In a replay of the Federal Bureau of Investigation's infamous COINTELPRO operations targeting the left during the 1960s and '70s, America's political police launched raids on the homes of antiwar and solidarity activists.
Heavily-armed SWAT teams smashed down doors and agents armed with search warrants carried out simultaneous raids in Minneapolis and Chicago early morning on September 24.
Rummaging through personal belongings, agents carted off boxes of files, documents, books, letters, photographs, computers and cell phones from Minneapolis antiwar activists Mick Kelly, Jessica Sundin, Meredith Aby, two others, as well as the office of that city's Anti-War Committee.
Meanwhile, as federal snoops seized personal property in Minneapolis, FBI agents raided the Chicago homes of activists Stephanie Weiner and Joseph Iosbaker. According to the Chicago Tribune, "neighbors saw FBI agents carrying boxes from the apartment of community activist Hatem Abudayyeh, executive director of the Arab American Action Network."
"In addition," the Tribune reported, "Chicago activist Thomas Burke said he was served a grand jury subpoena that requested records of any payments to Abudayyeh or his group."
Amongst those targeted by the FBI were individuals who organized peaceful protests against the imperialist invasion and occupation of Iraq and 2008 protests at the far-right Republican National Convention in St. Paul, Minnesota.

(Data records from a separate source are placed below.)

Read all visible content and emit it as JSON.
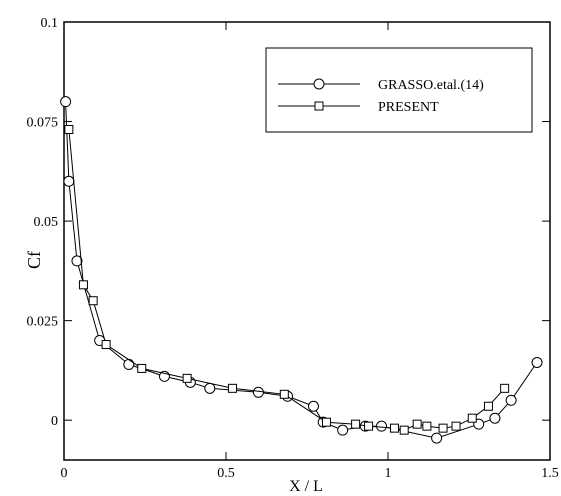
{
  "chart_data": {
    "type": "line",
    "xlabel": "X / L",
    "ylabel": "Cf",
    "xlim": [
      0,
      1.5
    ],
    "ylim": [
      -0.01,
      0.1
    ],
    "xticks": [
      0,
      0.5,
      1,
      1.5
    ],
    "xtick_labels": [
      "0",
      "0.5",
      "1",
      "1.5"
    ],
    "yticks": [
      0,
      0.025,
      0.05,
      0.075,
      0.1
    ],
    "ytick_labels": [
      "0",
      "0.025",
      "0.05",
      "0.075",
      "0.1"
    ],
    "grid": false,
    "legend_position": "top-right",
    "series": [
      {
        "name": "GRASSO.etal.(14)",
        "marker": "circle",
        "color": "#000000",
        "x": [
          0.005,
          0.015,
          0.04,
          0.11,
          0.2,
          0.31,
          0.39,
          0.45,
          0.6,
          0.69,
          0.77,
          0.8,
          0.86,
          0.93,
          0.98,
          1.15,
          1.28,
          1.33,
          1.38,
          1.46
        ],
        "y": [
          0.08,
          0.06,
          0.04,
          0.02,
          0.014,
          0.011,
          0.0095,
          0.008,
          0.007,
          0.006,
          0.0035,
          -0.0005,
          -0.0025,
          -0.0015,
          -0.0015,
          -0.0045,
          -0.001,
          0.0005,
          0.005,
          0.0145
        ]
      },
      {
        "name": "PRESENT",
        "marker": "square",
        "color": "#000000",
        "x": [
          0.015,
          0.06,
          0.09,
          0.13,
          0.24,
          0.38,
          0.52,
          0.68,
          0.81,
          0.9,
          0.94,
          1.02,
          1.05,
          1.09,
          1.12,
          1.17,
          1.21,
          1.26,
          1.31,
          1.36
        ],
        "y": [
          0.073,
          0.034,
          0.03,
          0.019,
          0.013,
          0.0105,
          0.008,
          0.0065,
          -0.0005,
          -0.001,
          -0.0015,
          -0.002,
          -0.0025,
          -0.001,
          -0.0015,
          -0.002,
          -0.0015,
          0.0005,
          0.0035,
          0.008
        ]
      }
    ]
  }
}
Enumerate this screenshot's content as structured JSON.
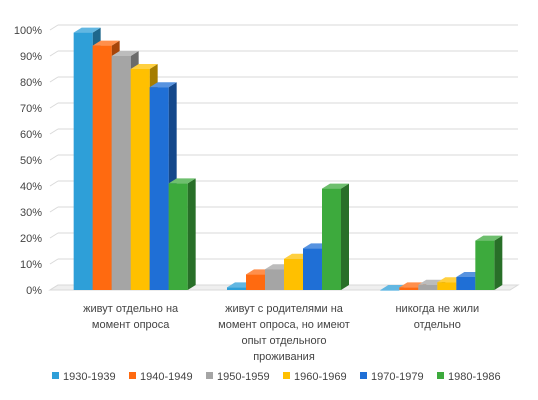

As Antifascist Calling reported in 2008 and 2009, citing documents published by the whistleblowing web site WikiLeaks, state and local police, the FBI and agencies such as the Department of Homeland Security, the Pentagon's Northern Command (NORTHCOM), the United States Secret Service, the National Security Agency and the National Geospatial-Intelligence Agency implemented an action plan designed to monitor and squelch dissent during the convention.
As part of that plan's execution, activists and journalists were preemptively arrested, and cameras, recording equipment, computers and reporters' confidential notes were seized. Demonstrations were broken up by riot cops who wielded batons, pepper spray and tasers and attacked peaceful protesters who had gathered to denounce the war criminals' conclave in St. Paul.
With Friday's raids, the federal government under "change" huckster Barack Obama, has taken their repressive program to a whole new level, threatening activists with the specter of being charged with providing "material support of terrorism." A felony conviction under this draconian federal law (Title 18, Part I, Chapter 113B, 2339B) carries a 15 year prison term.
State-Corporate Nexus
The trend by federal, state and corporate securocrats to situate antiwar and international solidarity activism along a bogus "terrorism continuum," is an alarming sign that plans for building an American police state are well underway as I pointed out in my 2008 analysis of the FBI's "Counterterrorism Analytical Lexicon."
Recently, the secrecy-spilling web site Public Intelligence posted 137 bulletins produced by the Institute of Terrorism Research and Response (ITRR), an American-Israeli company, under terms of a $125,000 contract to the Pennsylvania Office of Homeland Security.
Billing itself as "the preeminent Israeli/American security firm providing training, intelligence and education to clients across the globe," ITRR is part of a large, but little understood nexus of "public-private partnerships" fusing state and corporate surveillance against leftists and environmentalists.
Amongst the targets of ITRR's alarmist screeds were anti-drilling and environmental activists, permanent quarry for corporate spies and provocateurs, as the web site Green Is The New Red (GNR) amply documents.
Earlier this month, GNR reported that while ITRR and their political paymasters have been monitoring non-violent activists, "including a film screening of Gasland," Pennsylvania's heimat security boss James Powers wrote in an email that his office intended to "continue providing this support to the Marcellus Shale Formation natural gas stakeholders while not feeding those groups fomenting dissent against those same companies."
In the bizarre parallel universe inhabited by Powers and his Israeli cohorts, anti-drilling activists are "ecoterrorists," while the mass-murdering neo-Nazi mastermind of the 1995 Oklahoma City bombing that killed 168 people including 19 children, Timothy McVeigh, was "just a person very angry with the U.S. government."